Four years ago, the Greens bloc grew when three Queensland seats fell their way. They won Brisbane and Griffith and cemented the southeast corner of the state as heartland for the left-wing party.

But their rising star, Max Chandler-Mather, was ousted in Griffith and Stephen Bates lost in Brisbane to Labor’s Madonna Jarrett too after major swings against the Greens there.

Elizabeth Watson-Brown, the party’s other Queensland MP for the seat of Ryan, also looks like losing her seat in a devastating blow to hopes of a repeat of 2022.

But it is Chandler-Mather who the party will miss most. He had been hugely popular and established a profile for himself as a future party leader by campaigning hard on housing policy.

His notoriety grew around the country on the back of passionate speeches to parliament and fiery clashes with Labor. But things started to come undone for him after an appearance at a CFMEU rally in Brisbane in August.

Among the crowd were placards that portrayed the prime minister Anthony Albanese as Adolf Hitler next to the word “Albanazi”.

Labor pounced on the move, with Deputy PM Richard Marles declaring: “The Greens throw their lot in with thuggery” and Tanya Plibersek and Bill Shorten among those to pile on.

The CFMEU would later be linked to widespread corruption and criminality.

Chandler-Mather was also outspoken about the war on Gaza and his strong pro-Palestinian stance did not land with the electorate.

The brutal defeat in Queensland saw him front supporters on Saturday night.

“It is going to take time, it is going to be tough,” he said, before turning his focus back to the party.

“There is a reason that so much of the political establishment is happy about this result for us tonight — not because they think we’re beat, because they know what we’re capable of,” he said.

In a post to social media on Saturday night, Bandt claimed Chandler-Mather would be back.

“There’s never been a first term MP who has had the impact Max Chandler-Mather has had,” he wrote.

“He put the rental crisis firmly in the spotlight. He secured billions of dollars for social housing. He fed his local community with his own money. This is not the last we’ve seen of him.”

He lamented the loss of Bates, too, in Brisbane.

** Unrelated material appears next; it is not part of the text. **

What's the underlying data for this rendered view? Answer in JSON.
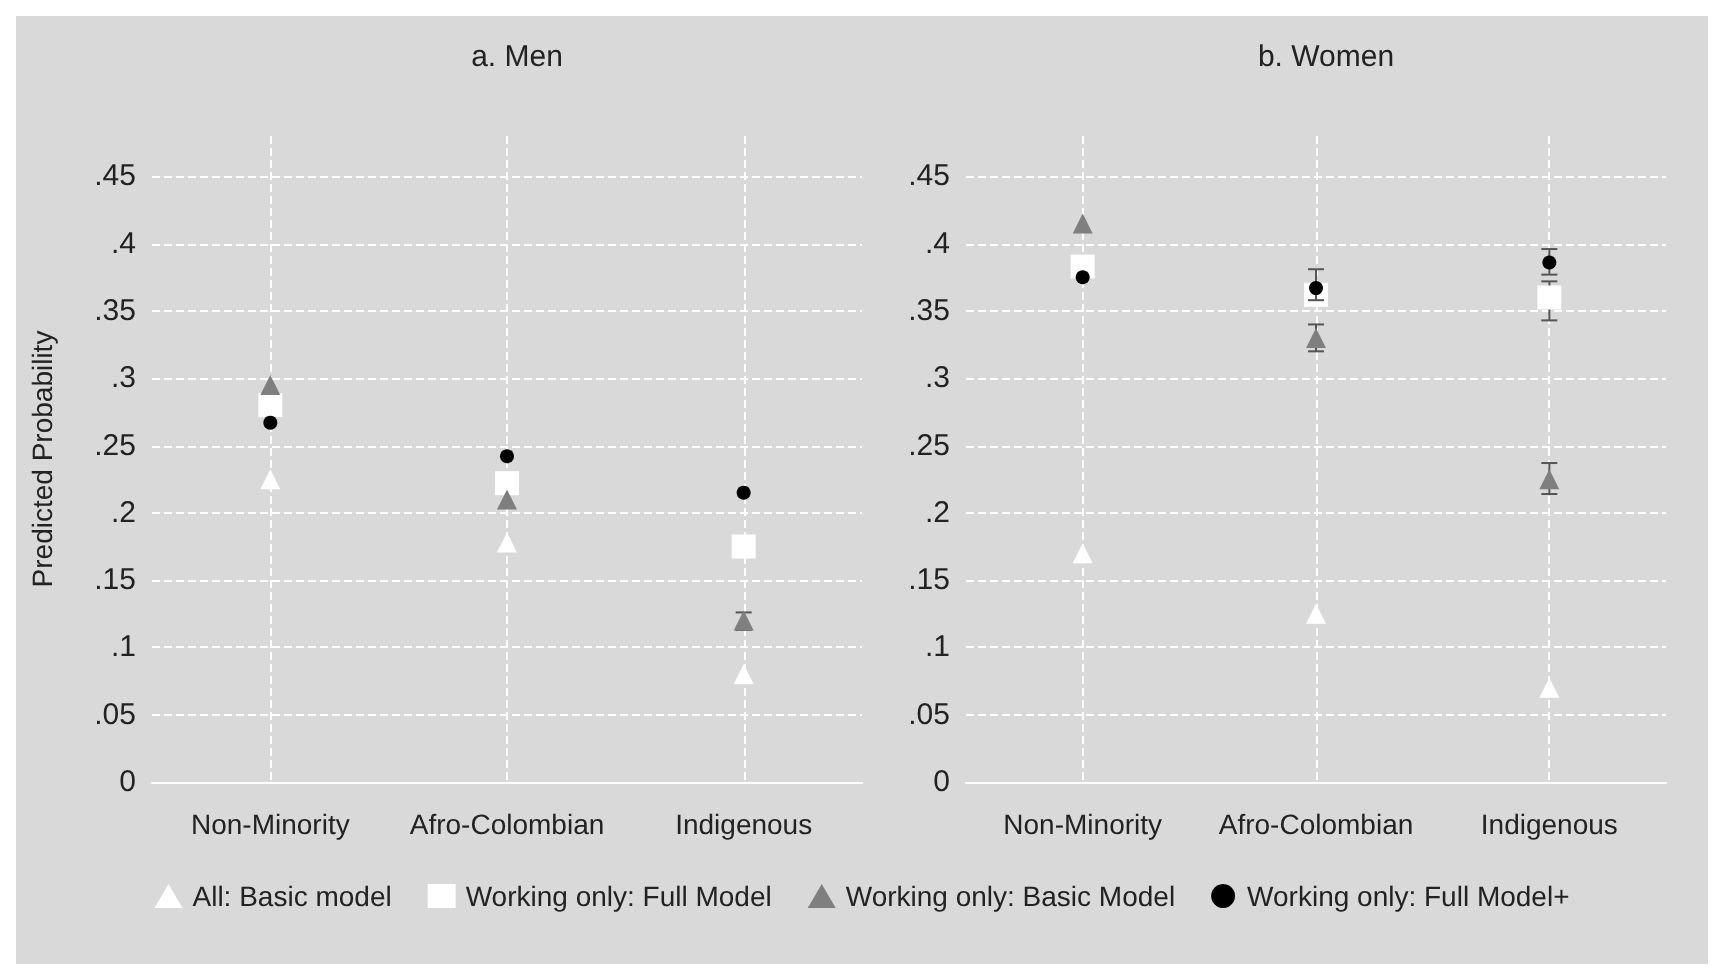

“Stephen Bates has been an incredible voice for Brisbane. He went from a retail worker into the halls of Parliament, to holding big corporations accountable for three years. He has great things to come.”

Bandt, who tried to woo young voters by appearing for a DJ set with influencer Abbie Chatfield in March, is in a battle with Labor candidate Sarah Witty for the prized seat of Melbourne. That race remains too close to call.

With 60 per cent of votes counted as of Sunday morning, Bandt leads by a slim margin. Ex-AFL star Anthony Koutoufides threw his hat in the ring but the Independent candidate received just 3 per cent of early votes.

“The collapse in the Liberal vote means that Labor will win the seats of Griffith with Liberal preferences, and Brisbane too,” Bandt wrote.

But there was something to celebrate for the Greens, too.

“Together we have kicked Dutton out,” he wrote.

The Greens’ Samantha Ratnam is in a tight race for the Victorian seat of Wills, holding the slimmest of margins from Labor’s Peter Khalil.

In the NSW seat of Richmond, Labor’s Justine Elliot leads from Greens candidate Mandy Nolan with 71 per cent of the votes counted.

The Greens had focussed campaigning on young voters ahead of Saturday’s vote.

Bandt said the cohort would have an “incredibly powerful vote at this election”.

“They could (change) the outcome in a number of seats around the country,” he said.

“We’re facing some big challenges in this country that are really impacting on young people – rising house prices, rental stress, supermarket prices and the climate crisis, young have an amazing opportunity this election to keep Peter Dutton out and get the next government to act on those big issues.”